SUITE - À l'instar de Pfizer et Moderna qui ont déjà commencé à travailler sur une nouvelle version de leur vaccin anti-Covid ciblant spécifiquement Omicron, la Russie a annoncé lundi qu'elle était en train d'adapter son Spoutnik V pour une protection accrue face à ce variant.

L'identification de la nouvelle souche du Covid-19, baptisée Omicron, a été annoncée jeudi en Afrique du Sud. S'"il y a encore beaucoup d'inconnues" autour du nouveau variant jugé "préoccupant" par l'OMS, les fabricants de vaccins veulent assurer de leur réactivité. "Nous saurons l'essentiel de ce qu'il y a à savoir d'ici quelques semaines", a notamment assuré lundi le PDG de Pfizer, Albert Bourla dans une interview sur la chaîne américaine CNBC.

Le laboratoire a même déjà commencé à travailler sur une nouvelle version de son vaccin anti-Covid ciblant plus spécifiquement Omicron au cas où le vaccin actuel ne serait pas suffisamment efficace contre le nouveau variant, a-t-il précisé.

Des tests sur l'efficacité des vaccins actuels

Il faut notamment d'abord mener des tests pour évaluer l'efficacité des vaccins actuels, développés avec BioNTech, contre Omicron.  Mais "si le vaccin (actuel) protège moins et que nous avons besoin de créer un nouveau vaccin, nous avons commencé à travailler dessus vendredi, nous avons fait notre premier modèle d'ADN, qui est la première étape du développement d'un nouveau vaccin", a-t-il expliqué. 

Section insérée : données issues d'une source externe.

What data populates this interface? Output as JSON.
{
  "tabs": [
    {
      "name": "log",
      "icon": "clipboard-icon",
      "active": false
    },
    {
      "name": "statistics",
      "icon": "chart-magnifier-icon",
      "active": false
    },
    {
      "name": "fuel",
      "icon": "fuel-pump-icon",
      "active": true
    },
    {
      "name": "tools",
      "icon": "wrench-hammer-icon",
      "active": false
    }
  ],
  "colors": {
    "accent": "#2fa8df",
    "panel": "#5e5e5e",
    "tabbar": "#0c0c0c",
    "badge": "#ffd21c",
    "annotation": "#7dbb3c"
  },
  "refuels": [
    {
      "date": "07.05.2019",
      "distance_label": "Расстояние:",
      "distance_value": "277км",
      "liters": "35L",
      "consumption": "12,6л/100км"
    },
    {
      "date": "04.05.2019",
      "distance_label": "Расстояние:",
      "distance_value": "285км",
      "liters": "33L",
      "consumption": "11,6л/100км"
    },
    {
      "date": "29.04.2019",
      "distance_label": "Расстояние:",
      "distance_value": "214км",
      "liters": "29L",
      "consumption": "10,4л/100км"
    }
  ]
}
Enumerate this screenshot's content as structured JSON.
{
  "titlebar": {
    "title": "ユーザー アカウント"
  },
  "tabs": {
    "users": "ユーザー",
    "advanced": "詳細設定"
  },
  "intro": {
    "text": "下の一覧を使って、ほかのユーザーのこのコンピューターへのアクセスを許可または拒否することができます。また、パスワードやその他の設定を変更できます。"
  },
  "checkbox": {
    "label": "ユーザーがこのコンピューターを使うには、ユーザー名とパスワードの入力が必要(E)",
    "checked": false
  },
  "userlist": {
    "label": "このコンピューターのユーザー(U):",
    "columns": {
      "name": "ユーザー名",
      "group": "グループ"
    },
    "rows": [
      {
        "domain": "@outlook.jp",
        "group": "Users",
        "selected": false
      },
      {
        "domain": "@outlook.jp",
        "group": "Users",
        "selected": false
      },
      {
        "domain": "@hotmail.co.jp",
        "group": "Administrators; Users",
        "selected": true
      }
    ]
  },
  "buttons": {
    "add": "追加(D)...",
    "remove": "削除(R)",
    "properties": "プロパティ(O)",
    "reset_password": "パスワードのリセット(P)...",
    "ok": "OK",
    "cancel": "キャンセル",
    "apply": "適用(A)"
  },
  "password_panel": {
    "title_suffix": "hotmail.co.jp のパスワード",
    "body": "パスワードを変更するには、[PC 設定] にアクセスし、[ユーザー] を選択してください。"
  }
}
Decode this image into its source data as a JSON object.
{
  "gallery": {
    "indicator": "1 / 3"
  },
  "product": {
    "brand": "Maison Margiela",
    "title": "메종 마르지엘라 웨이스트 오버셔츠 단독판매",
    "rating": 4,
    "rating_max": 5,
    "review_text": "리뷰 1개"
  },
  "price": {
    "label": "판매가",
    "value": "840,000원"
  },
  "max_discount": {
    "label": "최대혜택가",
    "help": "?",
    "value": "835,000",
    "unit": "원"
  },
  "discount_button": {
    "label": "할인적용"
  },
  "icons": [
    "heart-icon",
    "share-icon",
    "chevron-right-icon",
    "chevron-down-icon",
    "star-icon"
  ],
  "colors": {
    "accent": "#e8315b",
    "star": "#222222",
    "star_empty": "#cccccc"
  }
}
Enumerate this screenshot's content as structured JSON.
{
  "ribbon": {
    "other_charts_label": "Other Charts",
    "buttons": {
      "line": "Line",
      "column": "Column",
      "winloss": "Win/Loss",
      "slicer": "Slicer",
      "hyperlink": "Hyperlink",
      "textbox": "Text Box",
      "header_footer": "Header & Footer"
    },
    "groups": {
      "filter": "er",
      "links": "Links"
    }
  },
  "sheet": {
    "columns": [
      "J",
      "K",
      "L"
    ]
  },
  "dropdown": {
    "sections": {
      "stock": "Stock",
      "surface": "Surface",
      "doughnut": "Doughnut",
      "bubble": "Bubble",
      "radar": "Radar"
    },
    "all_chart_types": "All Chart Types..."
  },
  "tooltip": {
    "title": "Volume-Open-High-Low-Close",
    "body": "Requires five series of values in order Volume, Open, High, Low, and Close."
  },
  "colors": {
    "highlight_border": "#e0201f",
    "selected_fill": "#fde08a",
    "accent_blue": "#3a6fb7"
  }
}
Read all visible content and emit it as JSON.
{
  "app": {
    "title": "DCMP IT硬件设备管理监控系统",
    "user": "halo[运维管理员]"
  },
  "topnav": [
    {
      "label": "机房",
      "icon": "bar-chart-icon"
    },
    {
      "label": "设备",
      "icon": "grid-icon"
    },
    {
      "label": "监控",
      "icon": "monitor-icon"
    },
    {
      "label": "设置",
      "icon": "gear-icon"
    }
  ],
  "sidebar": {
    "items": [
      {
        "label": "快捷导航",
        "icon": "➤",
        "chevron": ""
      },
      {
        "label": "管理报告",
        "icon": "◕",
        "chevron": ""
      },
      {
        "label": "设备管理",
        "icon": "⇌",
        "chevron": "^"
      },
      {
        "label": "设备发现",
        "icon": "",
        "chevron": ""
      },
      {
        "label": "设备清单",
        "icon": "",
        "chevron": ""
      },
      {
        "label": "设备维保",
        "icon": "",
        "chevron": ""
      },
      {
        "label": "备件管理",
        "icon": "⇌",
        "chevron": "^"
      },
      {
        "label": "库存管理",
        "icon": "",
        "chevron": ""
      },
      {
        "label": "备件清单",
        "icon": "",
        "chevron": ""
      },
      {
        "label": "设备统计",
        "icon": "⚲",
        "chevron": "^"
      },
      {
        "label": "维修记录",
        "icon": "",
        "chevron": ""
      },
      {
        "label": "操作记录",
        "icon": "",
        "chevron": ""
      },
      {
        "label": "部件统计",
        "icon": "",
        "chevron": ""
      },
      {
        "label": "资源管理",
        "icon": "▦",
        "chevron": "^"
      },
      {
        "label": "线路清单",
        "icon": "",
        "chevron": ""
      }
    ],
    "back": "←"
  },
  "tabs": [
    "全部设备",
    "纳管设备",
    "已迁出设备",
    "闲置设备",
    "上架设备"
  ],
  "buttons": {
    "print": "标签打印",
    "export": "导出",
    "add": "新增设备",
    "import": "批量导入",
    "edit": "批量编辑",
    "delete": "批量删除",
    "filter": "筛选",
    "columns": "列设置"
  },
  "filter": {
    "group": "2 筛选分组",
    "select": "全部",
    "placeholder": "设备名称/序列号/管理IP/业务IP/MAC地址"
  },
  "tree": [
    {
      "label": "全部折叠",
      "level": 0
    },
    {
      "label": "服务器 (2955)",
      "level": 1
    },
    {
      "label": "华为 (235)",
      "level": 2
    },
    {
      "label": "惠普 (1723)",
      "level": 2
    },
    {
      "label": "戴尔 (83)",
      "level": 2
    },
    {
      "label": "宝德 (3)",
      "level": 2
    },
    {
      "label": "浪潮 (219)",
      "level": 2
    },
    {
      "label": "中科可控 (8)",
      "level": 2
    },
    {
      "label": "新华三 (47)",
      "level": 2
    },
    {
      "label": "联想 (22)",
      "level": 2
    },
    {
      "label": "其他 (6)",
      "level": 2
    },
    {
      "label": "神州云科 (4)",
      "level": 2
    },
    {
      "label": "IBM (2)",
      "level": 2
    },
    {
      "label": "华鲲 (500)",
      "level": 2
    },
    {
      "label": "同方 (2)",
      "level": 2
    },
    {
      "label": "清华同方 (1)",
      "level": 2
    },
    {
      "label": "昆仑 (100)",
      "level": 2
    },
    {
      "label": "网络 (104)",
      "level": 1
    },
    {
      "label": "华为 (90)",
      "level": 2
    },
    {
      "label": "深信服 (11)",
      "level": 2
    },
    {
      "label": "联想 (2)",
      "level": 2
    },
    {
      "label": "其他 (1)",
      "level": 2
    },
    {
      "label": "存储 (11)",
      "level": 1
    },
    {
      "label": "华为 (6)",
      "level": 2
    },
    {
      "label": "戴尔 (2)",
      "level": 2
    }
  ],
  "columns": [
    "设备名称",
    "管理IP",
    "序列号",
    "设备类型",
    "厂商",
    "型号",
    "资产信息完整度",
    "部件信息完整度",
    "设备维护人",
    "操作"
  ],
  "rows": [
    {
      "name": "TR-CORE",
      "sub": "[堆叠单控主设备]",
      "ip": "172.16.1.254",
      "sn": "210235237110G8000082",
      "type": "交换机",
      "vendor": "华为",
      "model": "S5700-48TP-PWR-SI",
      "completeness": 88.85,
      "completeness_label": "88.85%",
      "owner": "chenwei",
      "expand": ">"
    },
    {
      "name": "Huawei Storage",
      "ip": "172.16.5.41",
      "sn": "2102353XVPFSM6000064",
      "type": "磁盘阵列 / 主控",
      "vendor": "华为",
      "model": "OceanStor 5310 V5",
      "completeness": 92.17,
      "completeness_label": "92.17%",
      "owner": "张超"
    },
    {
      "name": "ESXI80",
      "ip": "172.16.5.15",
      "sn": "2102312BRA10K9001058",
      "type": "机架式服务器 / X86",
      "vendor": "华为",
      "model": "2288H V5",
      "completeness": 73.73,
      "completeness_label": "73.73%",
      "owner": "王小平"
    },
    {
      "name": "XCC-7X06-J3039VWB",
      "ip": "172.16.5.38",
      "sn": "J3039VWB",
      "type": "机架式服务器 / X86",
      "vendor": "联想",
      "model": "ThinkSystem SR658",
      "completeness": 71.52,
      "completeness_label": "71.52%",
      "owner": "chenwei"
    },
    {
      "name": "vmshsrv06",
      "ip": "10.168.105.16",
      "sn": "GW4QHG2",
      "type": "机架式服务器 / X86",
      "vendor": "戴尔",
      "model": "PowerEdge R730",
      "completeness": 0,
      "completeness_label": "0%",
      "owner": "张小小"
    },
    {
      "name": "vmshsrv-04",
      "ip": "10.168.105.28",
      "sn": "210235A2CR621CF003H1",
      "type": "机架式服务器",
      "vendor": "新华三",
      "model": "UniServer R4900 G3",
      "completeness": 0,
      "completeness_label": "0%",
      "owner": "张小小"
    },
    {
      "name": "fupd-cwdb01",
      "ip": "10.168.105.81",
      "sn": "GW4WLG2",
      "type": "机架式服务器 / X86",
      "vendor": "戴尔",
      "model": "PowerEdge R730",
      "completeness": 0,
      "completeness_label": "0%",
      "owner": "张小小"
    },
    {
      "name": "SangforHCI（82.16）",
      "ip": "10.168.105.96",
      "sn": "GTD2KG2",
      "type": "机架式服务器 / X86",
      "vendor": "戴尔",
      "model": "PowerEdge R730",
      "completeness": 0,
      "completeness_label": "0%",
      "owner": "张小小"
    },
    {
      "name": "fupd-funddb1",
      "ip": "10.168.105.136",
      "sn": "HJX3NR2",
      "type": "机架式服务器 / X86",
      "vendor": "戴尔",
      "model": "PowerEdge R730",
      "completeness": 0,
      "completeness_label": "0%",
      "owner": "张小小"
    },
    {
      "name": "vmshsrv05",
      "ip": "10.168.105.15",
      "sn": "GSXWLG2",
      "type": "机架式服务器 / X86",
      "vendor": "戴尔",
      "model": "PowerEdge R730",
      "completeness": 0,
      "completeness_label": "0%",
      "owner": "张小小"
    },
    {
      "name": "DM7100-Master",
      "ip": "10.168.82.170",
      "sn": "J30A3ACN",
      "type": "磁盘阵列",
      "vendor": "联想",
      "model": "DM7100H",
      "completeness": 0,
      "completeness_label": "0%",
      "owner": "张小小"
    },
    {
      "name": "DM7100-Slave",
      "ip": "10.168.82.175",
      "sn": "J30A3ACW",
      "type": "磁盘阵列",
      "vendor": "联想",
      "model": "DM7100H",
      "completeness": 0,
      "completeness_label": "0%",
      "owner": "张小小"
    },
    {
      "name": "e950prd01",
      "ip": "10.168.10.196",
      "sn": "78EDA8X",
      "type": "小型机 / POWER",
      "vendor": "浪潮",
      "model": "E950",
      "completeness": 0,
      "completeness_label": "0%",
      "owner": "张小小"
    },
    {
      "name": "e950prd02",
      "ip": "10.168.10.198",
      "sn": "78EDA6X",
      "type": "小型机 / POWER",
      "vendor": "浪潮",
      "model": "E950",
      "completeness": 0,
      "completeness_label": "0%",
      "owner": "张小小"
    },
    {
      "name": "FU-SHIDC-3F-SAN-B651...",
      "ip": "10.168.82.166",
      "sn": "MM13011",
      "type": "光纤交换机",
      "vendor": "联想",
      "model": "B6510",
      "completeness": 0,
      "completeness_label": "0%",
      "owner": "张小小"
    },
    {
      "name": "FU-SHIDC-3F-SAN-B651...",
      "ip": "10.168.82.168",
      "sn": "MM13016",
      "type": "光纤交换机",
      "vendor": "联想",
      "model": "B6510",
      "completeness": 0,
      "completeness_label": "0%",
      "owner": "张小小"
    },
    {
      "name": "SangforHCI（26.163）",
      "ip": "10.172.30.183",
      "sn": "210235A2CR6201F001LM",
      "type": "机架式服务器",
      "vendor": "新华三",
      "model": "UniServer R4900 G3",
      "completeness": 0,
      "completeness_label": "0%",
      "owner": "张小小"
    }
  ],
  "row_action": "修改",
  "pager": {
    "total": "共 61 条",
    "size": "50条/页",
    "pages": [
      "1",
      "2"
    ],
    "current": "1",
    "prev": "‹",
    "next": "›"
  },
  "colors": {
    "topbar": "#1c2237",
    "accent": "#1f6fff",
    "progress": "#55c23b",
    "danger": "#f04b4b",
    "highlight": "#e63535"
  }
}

Pour rappel, Pfizer a déjà créé par le passé deux nouvelles versions de son vaccin en moins de cent jours, contre les variants Delta et Beta, qui n'ont finalement pas été utilisées. Au besoin, "en 95 jours, nous aurons le nouveau vaccin" contre Omicron, a assuré M. Bourla. Le groupe a les capacités de produire au besoin quatre milliards de doses l'an prochain, a-t-il aussi affirmé.

Un "bon dosage dès le début"

Le PDG de Pfizer assure toutefois avoir bon espoir dans le vaccin distribué actuellement, "car nous sommes parvenus au bon dosage dès le début". La pilule anti-Covid développée par Pfizer pour traiter la maladie, qui a démontré une efficacité de 89% contre les hospitalisations et les décès lors d'essais cliniques, a par ailleurs "été développée avec l'idée" que des mutations du virus allaient apparaître, a aussi relevé Albert Bourla. "Je suis très très confiant en la capacité (de la pilule) à fonctionner avec toutes les mutations, y compris Omicron", a-t-il affirmé. 

Le laboratoire Moderna, qui produit aussi un vaccin contre le Covid, avait de son côté annoncé vendredi son intention de développer une dose de rappel spécifique pour Omicron.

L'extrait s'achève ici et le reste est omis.